Due to the range of features that are available in musicatk, we have prepared several vignettes to help you get started, which are all available at https://www.camplab.net/musicatk/
#Introduction A variety of exogenous exposures or endogenous biological processes can contribute to the overall mutational load observed in human tumors. Many different mutational patterns, or “mutational signatures”, have been identified across different tumor types. These signatures can provide a record of environmental exposure and can give clues about the etiology of carcinogenesis. The Mutational Signature Comprehensive Analysis Toolkit (musicatk) has utilities for extracting variants from a variety of file formats, contains multiple methods for discovery of novel signatures or prediction of known signatures, as well as many types of downstream visualizations for exploratory analysis. This package has the ability to parse and combine multiple motif classes in the mutational signature discovery or prediction processes. Mutation motifs include single base substitutions (SBS), double base substitutions (DBS), insertions (INS) and deletions (DEL).

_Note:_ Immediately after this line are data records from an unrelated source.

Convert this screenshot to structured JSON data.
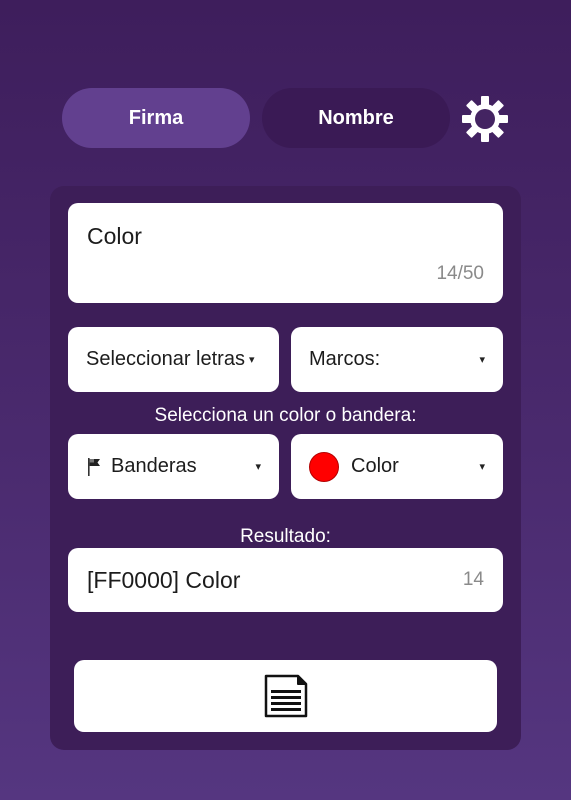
{
  "tabs": {
    "firma_label": "Firma",
    "nombre_label": "Nombre",
    "active": "Firma"
  },
  "settings_icon": "gear-icon",
  "editor": {
    "text_value": "Color",
    "counter": "14/50"
  },
  "dropdowns": {
    "letras_label": "Seleccionar letras",
    "marcos_label": "Marcos:",
    "banderas_label": "Banderas",
    "color_label": "Color",
    "caret": "▾"
  },
  "labels": {
    "select_color_or_flag": "Selecciona un color o bandera:",
    "result": "Resultado:"
  },
  "result": {
    "text": "[FF0000] Color",
    "count": "14"
  },
  "copy_button_icon": "document-icon",
  "colors": {
    "background_top": "#3e1e5c",
    "background_bottom": "#553680",
    "panel": "#3d1e58",
    "tab_active": "#62408f",
    "tab_inactive": "#3a1a55",
    "selected_color": "#ff0000"
  }
}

Currently musicatk can be installed from on Bioconductor using the following code:
if (!requireNamespace("BiocManager", quietly = TRUE)) {
install.packages("BiocManager")
}
BiocManager::install("musicatk")
To install the latest version from Github, use the following code:
if (!requireNamespace("devtools", quietly = TRUE)) {
install.packages("devtools")
}
library(devtools)
install_github("campbio/musicatk")
The package can be loaded using the library
command.
In order to discover or predict mutational signatures, we must first set up our musica object by 1) extracting variants from files or objects such as VCFs and MAFs, 2) selecting the appropriate reference genome 3) creating a musica object, and 4) building a count tables for our variants of interest. Alternatively, a musica object can be created directly from a count table.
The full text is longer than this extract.